Thursday, January 6, 2011

Don't Tolerate Tolerant Software


Consider the following code:

void Panel::AddWidget(Widget* widget)
{
  if (widget != NULL)
    widgets_.push_back(widget)
}
Figure 1

I kept running into functions following a similar pattern. The entire body of a function would be wrapped in an if statement, checking for one or more validity conditions such as non-null arguments. This pattern is problematic because it is misleading to the client of the function; because the above function is called AddWidget, one expects it to add a widget to the panel. However, this will not be the case when NULL is passed in as the widget argument.

The problem is that there is no sensible way for AddWidget to handle NULL. NULL shouldn't have been passed into this method in the first place. If a function can only handle calls for which the arguments meet certain validity conditions, those conditions should be asserted at the top of the function. A better version of AddWidget might look like this:1

void Panel::AddWidget(Widget* widget)
{
  assert(widget != NULL);
  widgets_.push_back(widget)
}
Figure 2

The function in figure one is called tolerant. A tolerant function is one which tries to handle all argument values conforming to its type signature, even if its intended domain is a subset of those values. Tolerant functions should be avoided; instead, functions should be demanding, like the one shown in figure 2. A demanding function is one which asserts that its arguments perfectly conform to its expectations, and whose body is written as if those expectations have been met.

We can generalize the concept of tolerance to a finer level of granularity than that of functions. In general, code is considered tolerant if it tries to handle situations that can only occur as the result of programming errors. No line of code should be tolerant; for example, consider the situation in which a caller function obtains a value which is returned from a callee function. The comment above the declaration of the callee should unambiguously describe the value it returns, and the caller should not try to handle return values which do not conform to this description.

One might object to my claim that demanding code is always superior to tolerant code on the grounds that some unexpected conditions need to be handled. A program interpreting a user-produced xml file, for example, would need to handle cases in which the xml file is not well formed. This is simply a misinterpretation of the definition of tolerant code; tolerant is being mistaken for robust.

Code is robust if it handles every situation, however obscure, which could occur during execution assuming the absence of programming errors. Since a programmer can do nothing to prevent incorrectly formatted user input, a program which handles incorrectly formatted input is considered robust, not tolerant. Obviously, robustness is a desirable property, unlike tolerance.

Programmers who write tolerant code argue that it results in a shipped product which is less likely crash. This isn't clear to me, because handling unexpected conditions often results in code which is vastly more complex than the equivalent demanding would be. This added complexity introduces opportunities for new, unexpected conditions. These unexpected conditions are often not handled. Even if such conditions were handled, that would obscure the expected execution path to the point of absurdity.

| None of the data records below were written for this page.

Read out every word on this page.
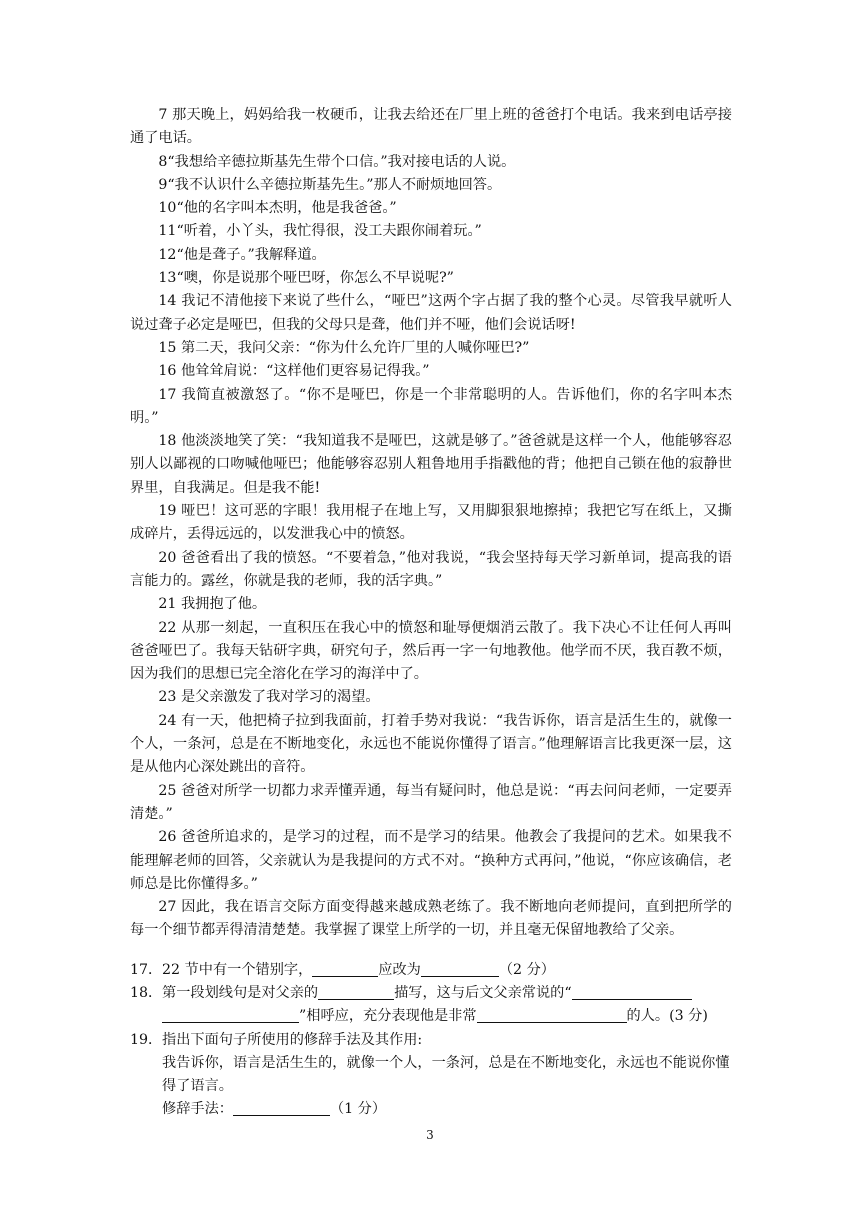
7 那天晚上，妈妈给我一枚硬币，让我去给还在厂里上班的爸爸打个电话。我来到电话亭接通了电话。

8“我想给辛德拉斯基先生带个口信。”我对接电话的人说。

9“我不认识什么辛德拉斯基先生。”那人不耐烦地回答。

10“他的名字叫本杰明，他是我爸爸。”

11“听着，小丫头，我忙得很，没工夫跟你闹着玩。”

12“他是聋子。”我解释道。

13“噢，你是说那个哑巴呀，你怎么不早说呢?”

14 我记不清他接下来说了些什么，“哑巴”这两个字占据了我的整个心灵。尽管我早就听人说过聋子必定是哑巴，但我的父母只是聋，他们并不哑，他们会说话呀!

15 第二天，我问父亲：“你为什么允许厂里的人喊你哑巴?”

16 他耸耸肩说：“这样他们更容易记得我。”

17 我简直被激怒了。“你不是哑巴，你是一个非常聪明的人。告诉他们，你的名字叫本杰明。”

18 他淡淡地笑了笑：“我知道我不是哑巴，这就是够了。”爸爸就是这样一个人，他能够容忍别人以鄙视的口吻喊他哑巴；他能够容忍别人粗鲁地用手指戳他的背；他把自己锁在他的寂静世界里，自我满足。但是我不能!

19 哑巴！这可恶的字眼！我用棍子在地上写，又用脚狠狠地擦掉；我把它写在纸上，又撕成碎片，丢得远远的，以发泄我心中的愤怒。

20 爸爸看出了我的愤怒。“不要着急，”他对我说，“我会坚持每天学习新单词，提高我的语言能力的。露丝，你就是我的老师，我的活字典。”

21 我拥抱了他。

22 从那一刻起，一直积压在我心中的愤怒和耻辱便烟消云散了。我下决心不让任何人再叫爸爸哑巴了。我每天钻研字典，研究句子，然后再一字一句地教他。他学而不厌，我百教不烦，因为我们的思想已完全溶化在学习的海洋中了。

23 是父亲激发了我对学习的渴望。

24 有一天，他把椅子拉到我面前，打着手势对我说：“我告诉你，语言是活生生的，就像一个人，一条河，总是在不断地变化，永远也不能说你懂得了语言。”他理解语言比我更深一层，这是从他内心深处跳出的音符。

25 爸爸对所学一切都力求弄懂弄通，每当有疑问时，他总是说：“再去问问老师，一定要弄清楚。”

26 爸爸所追求的，是学习的过程，而不是学习的结果。他教会了我提问的艺术。如果我不能理解老师的回答，父亲就认为是我提问的方式不对。“换种方式再问，”他说，“你应该确信，老师总是比你懂得多。”

27 因此，我在语言交际方面变得越来越成熟老练了。我不断地向老师提问，直到把所学的每一个细节都弄得清清楚楚。我掌握了课堂上所学的一切，并且毫无保留地教给了父亲。

17． 22 节中有一个错别字，	应改为	（2 分）

18． 第一段划线句是对父亲的	描写，这与后文父亲常说的“
”相呼应，充分表现他是非常	的人。(3 分)

19． 指出下面句子所使用的修辞手法及其作用:

我告诉你，语言是活生生的，就像一个人，一条河，总是在不断地变化，永远也不能说你懂得了语言。

修辞手法：	（1 分）

3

Some programmers write code that is both demanding and tolerant-- they assert expected conditions, but then proceed to handle the cases in which the conditions are false. The intention of this style of programming is to alert developers of programming errors whenever they are detected, but still fail gracefully if such errors make it into release builds. Here is an example of some written using this “both worlds” approach:

  1. assert(thisShouldNeverHappen)
  2. if (thisShouldNeverHappen)
  3. {
  4.   //error handling code goes here
  5. }
I don't think this approach works. Its most glaring problem is that the code inside the if block will never get tested; if the assert fails during the debugging process, the program is typically halted, and a programmer is supposed to correct the code so that the assert can no longer fail.3

Tolerant code is the single largest detractor from software quality that I have faced. Every programmer should strive to write demanding code, yet many don't, some even believing that it is irresponsible or undesirable. I would like this state of affairs to change, so I leave you with a plea:

Software engineering professors, enthusiastically espouse demanding on multiple occasions. Find a way to ensure that every student who attends your classes understands the advantages of demanding code.

Authors of programming books, emphasize a demanding coding style. Beginning programmers should learn the virtues of demanding code around the same time they learn about for loops and functions.

Professional software engineers, be a stickler for demanding code when performing code reviews.

Hobbyists, think about the implications of adopting various coding styles. Search for a highly readable, maintainable, and demanding style of programming.



Credits:
This post was influenced by a discussion on lambda the ultimate. Thanks to all who participated.

Footnotes:
1: Of course, another possible way to rule out invalid arguments is to give them more specific types. If one's coding standard allows for it, changing the widget argument from a pointer to a reference is a viable option.

2: This terminology was taken from chapter 11 of Bertrand Meyer's excellent book Object-Oriented Software Construction.

3: According to Code Complete, this “both worlds” approach is used by the Microsoft Word team as policy! I find this somewhat befuddling, but suspect I don't have the whole story.